Blau-Gänsekresse (Arabis caerulea)

Systematik
Rosiden
Eurosiden II
Ordnung: Kreuzblütlerartige (Brassicales)
Familie: Kreuzblütler (Brassicaceae)
Tribus: Arabideae
Gattung: Gänsekressen
Wissenschaftlicher Name
Arabis
L.

Die Gänsekressen (Arabis) bilden eine Pflanzengattung in der Familie der Kreuzblütengewächse (Brassicaceae).

Beschreibung[Bearbeiten]

Illustration von Rauhaarige Gänsekresse (Arabis hirsuta).

Vegetative Merkmale[Bearbeiten]

Die Gänsekressen sind ein-, zweijährige bis ausdauernde krautige Pflanzen. Die oberirdischen Pflanzenteile sind je nach Art sehr unterschiedlich behaart. Sie haben aufrechte oder aufsteigende Stängel und sind meist deutlich behaart.
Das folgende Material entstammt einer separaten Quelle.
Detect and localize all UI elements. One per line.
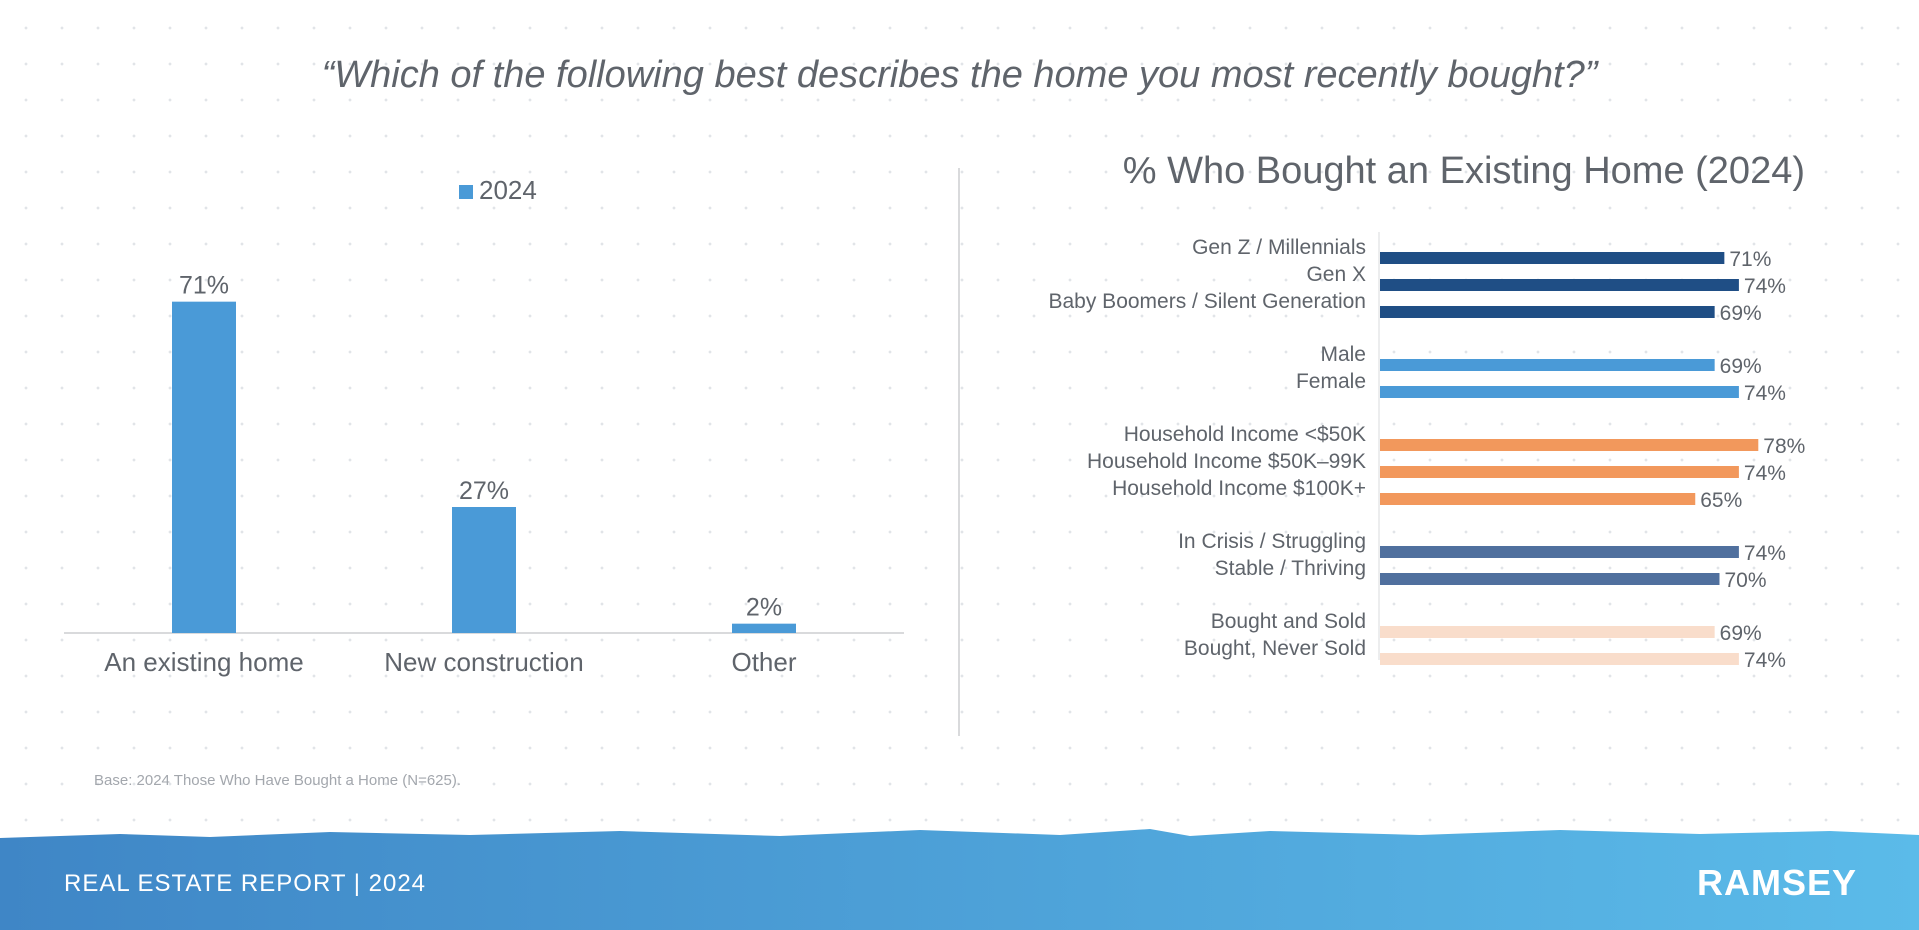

Die Laubblätter stehen in grundständigen Rosetten zusammen und sind am Stängel verteilt angeordnet. Die Grundblattrosette besteht aus gestielten oder ungestielten Blättern. Die in der Regel zahlreichen Stängelblätter sind meist sitzend. Die Blattspreite ist meist einfach, selten leierförmig-fiederteilig. Der Blattrand ist glatt oder gezähnt. Ihr Blattgrund ist herzförmig oder pfeilförmig, stängelumfassend. Die Blattoberfläche ist kahl oder behaart.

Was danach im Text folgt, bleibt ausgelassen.